L’ambition de Carnevali est de fonder le lien social dans le sensible, une proposition forte qui, il me semble, est extrêmement prometteuse et complémentaire aux réflexions au sein du MAUSS. Or l’intérêt et la domination seuls ne font pas société. [9] Il ne peut y avoir de société sans une part d’altruisme, de gratuité, de liberté et d’obligation, le tout à la fois. La voie alternative proposée ici, et qui n’est autre chose qu’une invitation au dialogue, permet de reprendre à nouveaux frais le chantier si brillamment ouvert par notre auteure. Elle permet aussi de recoller des pans de son ouvrage qui demeuraient autrement disloqués, à commencer par ses réflexions sur l’irréductibilité de la sympathie (pp.161-165). Ajoutons celles sur l’importance des concepts de style et de style de vie (lifestyle), qui sont indispensables pour penser la socialité contemporaine.
Lorsque l’auteure écrit que « a lifestyle coincides with a way of being and thus contributes to defining the ontology of the social » (p.189, emphase dans le texte), la formule est d’autant plus juste et d’autant plus ample, il me semble, lorsqu’elle est dégagée de la vision figée et stratifiée du social induite par l’arrimage aux thèses de Bourdieu.

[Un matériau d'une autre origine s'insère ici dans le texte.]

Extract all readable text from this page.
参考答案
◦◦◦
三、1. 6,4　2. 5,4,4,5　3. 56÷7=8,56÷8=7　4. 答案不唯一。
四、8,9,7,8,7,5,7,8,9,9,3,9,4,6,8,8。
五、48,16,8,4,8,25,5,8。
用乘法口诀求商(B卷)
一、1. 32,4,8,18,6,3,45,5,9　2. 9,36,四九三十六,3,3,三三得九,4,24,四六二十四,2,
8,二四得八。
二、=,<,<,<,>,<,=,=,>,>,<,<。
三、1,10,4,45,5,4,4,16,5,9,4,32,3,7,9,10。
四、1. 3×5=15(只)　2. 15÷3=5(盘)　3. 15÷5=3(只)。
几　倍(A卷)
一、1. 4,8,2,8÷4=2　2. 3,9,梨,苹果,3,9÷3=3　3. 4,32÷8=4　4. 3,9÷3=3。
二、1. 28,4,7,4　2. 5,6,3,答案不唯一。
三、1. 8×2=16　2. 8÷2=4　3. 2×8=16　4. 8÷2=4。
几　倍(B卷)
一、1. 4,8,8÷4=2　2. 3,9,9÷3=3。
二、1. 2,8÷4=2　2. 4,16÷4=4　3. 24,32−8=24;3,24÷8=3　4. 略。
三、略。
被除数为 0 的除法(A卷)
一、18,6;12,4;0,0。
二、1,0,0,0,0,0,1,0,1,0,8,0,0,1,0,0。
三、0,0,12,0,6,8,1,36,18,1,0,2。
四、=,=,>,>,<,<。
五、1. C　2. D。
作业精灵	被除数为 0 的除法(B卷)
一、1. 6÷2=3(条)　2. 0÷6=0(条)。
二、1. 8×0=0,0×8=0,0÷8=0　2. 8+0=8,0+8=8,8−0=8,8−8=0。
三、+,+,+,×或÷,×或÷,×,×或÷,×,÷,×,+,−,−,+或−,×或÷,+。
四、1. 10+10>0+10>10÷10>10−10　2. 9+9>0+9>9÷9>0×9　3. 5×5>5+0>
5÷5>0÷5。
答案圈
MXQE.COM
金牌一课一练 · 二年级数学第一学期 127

De même l’idée suivant laquelle l’esthétique sociale renvoie « à une façon d’apparaître perçue et reconnue par d’autres » (p.189)
n’implique pas tant une lutte pour la reconnaissance qu’une quête universelle, qui peut ou non revêtir des formes de domination et d’instrumentalisation. On mesure alors toute la profondeur de la proposition selon laquelle « the style is the person », et que « the style is the society » (p.189, emphase dans le texte).
On comprend mieux l’absence de certaines références dans l’ouvrage de Carnevali, à commencer par celles de Merleau-Ponty et, peut-être surtout, de Lévinas. L’auteure cite ça et là Merleau-Ponty, il est vrai, mais le choix épistémologique qui est fait de l’utilitarisme, car c’est bien de cela, au fond, qu’il s’agit, empêche de véritablement plonger dans l’œuvre de ce dernier. Idem pour Lévinas, pourtant passage obligé de toute référence sur le sensible et la reconnaissance. Une fois délesté de son utilitarisme, pourtant, le travail de Carnevali ouvre de grandes perspectives dans lesquelles on peut en effet véritablement rencontrer Lévinas. Qu’est-ce que l’intuition de ce dernier si ce n’est l’indépassable gratuité, la constitutive fragilité et l’indétermination qui surgissent de la rencontre avec un autre, que ce soit un sujet ou une image ?
Il y aurait certes d’autres réflexions à faire sur cet ouvrage. Les historiens de l’art et les philosophes de l’esthétique chercheront sûrement à défendre l’irréductibilité de la forme et de l’esthétique contre toute tentative de réduction à des logiques sociales. Mais ici encore, mieux vaut prendre cet ouvrage pour ses qualités et comme une invitation plutôt qu’une entreprise néo-impérialiste. Il y aurait aussi d’autres pistes à ouvrir à partir du paradigme du don, comme la dimension de donation dans le charisme des personnes ou des œuvres (ces fameux « propres pouvoirs » des œuvres). Disons seulement pour finir que d’insister sur l’aspect gratuit du sensible et de l’esthétique comme des relations sociales ne signifie en rien nier la part d’intérêt et de mystification. Comme les auteurs du MAUSS s’évertuent à le dire et le redire depuis des décennies, dans le désert en partie, semble-t-il, le don archaïque de Mauss n’est pas la charité chrétienne. Mais il permet d’entrevoir que la gratuité, et ainsi le beau, le bon et le juste, sont possibles… et pensables ! [10]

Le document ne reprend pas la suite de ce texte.